When Redis Lies: Debugging a Schema That Wasn’t There

When Redis Lies: Debugging a Schema That Wasn’t There

Leader posted 2 min read

Nextcloud ↔ Django (DRF) ↔ Redis-backed distributed system


Introduction

There’s a particular class of bugs that doesn’t live in your code, your database, or your API.

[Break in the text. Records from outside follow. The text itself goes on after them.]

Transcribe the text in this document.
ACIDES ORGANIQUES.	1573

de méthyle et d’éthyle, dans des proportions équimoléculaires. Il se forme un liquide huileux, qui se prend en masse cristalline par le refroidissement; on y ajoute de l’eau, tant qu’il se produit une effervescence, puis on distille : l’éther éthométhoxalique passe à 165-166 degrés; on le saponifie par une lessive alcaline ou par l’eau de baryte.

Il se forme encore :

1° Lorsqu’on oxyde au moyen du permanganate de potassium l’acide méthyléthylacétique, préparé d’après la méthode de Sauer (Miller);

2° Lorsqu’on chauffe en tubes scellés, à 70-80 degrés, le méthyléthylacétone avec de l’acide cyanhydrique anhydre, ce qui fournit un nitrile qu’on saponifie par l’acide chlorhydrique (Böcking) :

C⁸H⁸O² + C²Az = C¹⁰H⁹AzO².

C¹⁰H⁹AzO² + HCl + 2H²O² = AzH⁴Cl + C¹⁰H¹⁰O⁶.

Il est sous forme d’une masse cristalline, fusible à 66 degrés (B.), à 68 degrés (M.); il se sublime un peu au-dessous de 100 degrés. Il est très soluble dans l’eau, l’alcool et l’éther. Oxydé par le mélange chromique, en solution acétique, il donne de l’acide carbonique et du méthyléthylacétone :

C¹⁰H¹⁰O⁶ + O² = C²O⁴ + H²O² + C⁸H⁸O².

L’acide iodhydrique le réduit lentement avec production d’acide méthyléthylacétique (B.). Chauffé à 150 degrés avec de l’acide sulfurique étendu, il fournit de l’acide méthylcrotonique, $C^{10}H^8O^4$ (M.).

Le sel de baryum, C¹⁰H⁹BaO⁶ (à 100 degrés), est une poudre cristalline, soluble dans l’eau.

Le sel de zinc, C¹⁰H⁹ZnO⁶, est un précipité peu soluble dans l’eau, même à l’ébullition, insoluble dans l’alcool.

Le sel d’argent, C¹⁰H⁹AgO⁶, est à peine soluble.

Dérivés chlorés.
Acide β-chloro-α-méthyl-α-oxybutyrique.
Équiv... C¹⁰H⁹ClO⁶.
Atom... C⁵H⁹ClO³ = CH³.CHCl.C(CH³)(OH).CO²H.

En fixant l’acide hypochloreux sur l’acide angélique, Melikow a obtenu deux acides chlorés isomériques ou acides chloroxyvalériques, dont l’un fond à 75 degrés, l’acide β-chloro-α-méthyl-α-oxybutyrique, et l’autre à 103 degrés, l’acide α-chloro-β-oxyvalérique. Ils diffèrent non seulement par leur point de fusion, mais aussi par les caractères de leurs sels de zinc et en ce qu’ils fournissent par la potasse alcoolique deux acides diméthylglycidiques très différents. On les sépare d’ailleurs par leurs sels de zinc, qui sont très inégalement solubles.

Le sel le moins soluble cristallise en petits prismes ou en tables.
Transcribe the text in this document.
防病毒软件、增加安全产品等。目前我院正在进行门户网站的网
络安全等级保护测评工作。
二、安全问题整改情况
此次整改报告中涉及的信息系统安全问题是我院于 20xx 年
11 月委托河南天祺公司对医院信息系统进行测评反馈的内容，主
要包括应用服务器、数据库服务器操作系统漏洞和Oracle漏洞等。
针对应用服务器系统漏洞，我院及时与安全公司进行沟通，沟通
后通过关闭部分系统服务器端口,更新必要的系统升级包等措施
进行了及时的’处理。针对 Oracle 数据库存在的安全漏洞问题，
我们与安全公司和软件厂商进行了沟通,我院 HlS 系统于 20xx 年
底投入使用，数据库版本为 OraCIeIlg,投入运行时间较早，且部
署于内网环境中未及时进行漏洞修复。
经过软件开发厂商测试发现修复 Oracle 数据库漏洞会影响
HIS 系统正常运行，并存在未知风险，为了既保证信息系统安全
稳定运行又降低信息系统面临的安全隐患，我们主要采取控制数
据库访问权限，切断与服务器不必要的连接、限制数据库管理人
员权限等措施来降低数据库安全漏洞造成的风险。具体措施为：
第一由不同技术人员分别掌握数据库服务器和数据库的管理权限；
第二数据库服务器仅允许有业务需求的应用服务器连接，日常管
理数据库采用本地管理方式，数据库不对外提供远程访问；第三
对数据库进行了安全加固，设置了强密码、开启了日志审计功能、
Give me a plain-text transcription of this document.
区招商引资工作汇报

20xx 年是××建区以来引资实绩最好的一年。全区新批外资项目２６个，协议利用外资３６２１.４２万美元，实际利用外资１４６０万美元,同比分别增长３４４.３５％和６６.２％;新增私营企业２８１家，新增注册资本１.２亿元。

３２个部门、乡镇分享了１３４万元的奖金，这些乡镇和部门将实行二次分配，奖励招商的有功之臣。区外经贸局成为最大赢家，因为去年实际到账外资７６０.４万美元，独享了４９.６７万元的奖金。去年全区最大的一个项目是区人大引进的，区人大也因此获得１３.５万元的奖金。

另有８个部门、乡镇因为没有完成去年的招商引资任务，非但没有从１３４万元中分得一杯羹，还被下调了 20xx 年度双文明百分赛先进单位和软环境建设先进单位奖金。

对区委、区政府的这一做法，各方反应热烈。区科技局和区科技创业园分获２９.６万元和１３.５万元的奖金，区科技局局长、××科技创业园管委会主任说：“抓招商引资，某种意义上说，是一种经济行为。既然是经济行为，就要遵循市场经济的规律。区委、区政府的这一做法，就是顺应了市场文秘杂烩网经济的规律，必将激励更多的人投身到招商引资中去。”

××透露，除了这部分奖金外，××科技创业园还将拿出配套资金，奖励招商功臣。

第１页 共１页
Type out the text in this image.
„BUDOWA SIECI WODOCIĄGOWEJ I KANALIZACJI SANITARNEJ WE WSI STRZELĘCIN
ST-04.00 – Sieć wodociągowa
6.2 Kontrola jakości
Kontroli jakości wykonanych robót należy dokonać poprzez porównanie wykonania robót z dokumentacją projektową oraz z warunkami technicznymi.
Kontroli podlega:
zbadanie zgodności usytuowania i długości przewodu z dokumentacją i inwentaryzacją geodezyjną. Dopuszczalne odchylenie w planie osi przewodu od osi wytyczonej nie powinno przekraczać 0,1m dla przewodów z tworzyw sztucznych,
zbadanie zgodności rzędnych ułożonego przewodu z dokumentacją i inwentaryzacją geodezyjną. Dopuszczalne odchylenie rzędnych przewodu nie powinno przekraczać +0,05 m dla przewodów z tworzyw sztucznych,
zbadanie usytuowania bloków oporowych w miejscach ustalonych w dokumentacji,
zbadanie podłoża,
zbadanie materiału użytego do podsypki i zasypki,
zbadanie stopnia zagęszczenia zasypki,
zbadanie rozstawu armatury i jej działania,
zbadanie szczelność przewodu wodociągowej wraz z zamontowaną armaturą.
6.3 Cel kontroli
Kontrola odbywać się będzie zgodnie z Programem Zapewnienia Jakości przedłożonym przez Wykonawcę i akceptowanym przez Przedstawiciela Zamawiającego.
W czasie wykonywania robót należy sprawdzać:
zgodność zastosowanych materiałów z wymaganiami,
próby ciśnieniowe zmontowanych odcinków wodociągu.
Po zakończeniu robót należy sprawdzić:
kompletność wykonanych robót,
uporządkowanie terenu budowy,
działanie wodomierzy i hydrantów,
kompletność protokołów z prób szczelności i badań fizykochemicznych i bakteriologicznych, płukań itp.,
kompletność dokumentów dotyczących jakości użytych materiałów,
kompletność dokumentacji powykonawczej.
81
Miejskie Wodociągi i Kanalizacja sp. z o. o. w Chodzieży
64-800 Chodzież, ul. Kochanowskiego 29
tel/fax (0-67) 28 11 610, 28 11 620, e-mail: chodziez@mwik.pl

It lives in the space between them.

Today’s issue looked simple on the surface:

“Unable to parse farm schema response.”

But the root cause wasn’t in the UI, nor in the API.

It was in the cache.


The System Setup

The architecture is fairly typical for a modern distributed backend:

  • Nextcloud App (UI + PHP backend)
  • Django REST Framework (DRF) API (/api/v1/...)
  • Redis (used for caching + token storage)
  • NDVI service feeding farm-state data

Redis had recently replaced APCu as the caching backend to support shared worker state and token reuse.


The Symptom

The Nextcloud admin UI failed to load farm schema with:

“Unable to parse farm schema response”

This error implied one thing:

  • The frontend expected valid JSON
  • It received something else

The Misleading Signals

Initial checks showed everything was “correct”:

  • ✅ Schema endpoint URL was valid
    /apps/weather_apis/api/v1/admin/farms/schema

  • ✅ Route existed and matched
    occ router:match confirmed it

  • ✅ Redis was healthy

    • redis-cli ping → OK
    • PHP connection as www-data → OK
  • ✅ Backend logic was intact

Yet the UI still failed.


The Trap

At this point, most debugging paths would focus on:

  • fixing the controller
  • adjusting serializers
  • checking permissions

But none of those were the problem.


The Reality

The issue was cache-induced inconsistency:

  • Redis had stored a stale response
  • The backend schema had evolved
  • The cached payload no longer matched the expected structure

So the system behaved like this:

Layer State
Route Correct
Backend Correct
Cache Outdated
UI Broken

The UI wasn’t wrong.

The backend wasn’t wrong.

The cache was lying.


The Fix

The resolution was simple:

  • Clear Redis cache keys
  • Reload the UI

Immediately:

  • Schema endpoint returned valid JSON
  • UI parsing succeeded
  • Farms admin interface recovered

The Deeper Insight

Caches don’t just store data — they store assumptions.

When your system changes:

  • API shapes evolve
  • serializers update
  • authentication rules shift

But your cache:

  • continues serving old truths

Why This Matters

This issue highlights a key principle in distributed systems:

A system can be locally correct but globally inconsistent

Every component was working as designed.

But together, they produced failure.


Extending the System: Authentication Alignment

Alongside the fix, the farm state endpoint was improved:

  • Introduced Redis-backed authentication
  • Unified with existing observation pattern:

    • JWT support
    • API key authentication
    • Integration tokens
  • Added:

    • scope enforcement
    • allowlisting
    • OpenAPI documentation updates

Tests were expanded to cover:

  • API key access
  • integration token flows
  • proper rejection behavior (403 for unauthenticated)

Result:

  • 7/7 tests passing
  • Consistent and secure API surface

Practical Takeaways

1. Always Suspect Cache

If you see:

  • incorrect response shapes
  • parsing errors
  • inconsistent behavior across layers

Check the cache first.


2. Introduce Cache Versioning

Avoid collisions between old and new schemas:

farms:schema:v1
farms:schema:v2

3. Use TTLs for Dynamic Data

Schema and metadata endpoints should not live forever in cache.


4. Add Observability

Track:

  • cache HIT / MISS
  • response origin (cache vs source)

5. Design Defensive APIs

Ensure endpoints:

  • always return valid JSON
  • even in failure scenarios

Final Thought

This wasn’t a UI bug.
It wasn’t an API bug.
It wasn’t even a Redis bug.

It was a system truth mismatch.

And those are the bugs that matter most—because solving them means you’re no longer just writing code.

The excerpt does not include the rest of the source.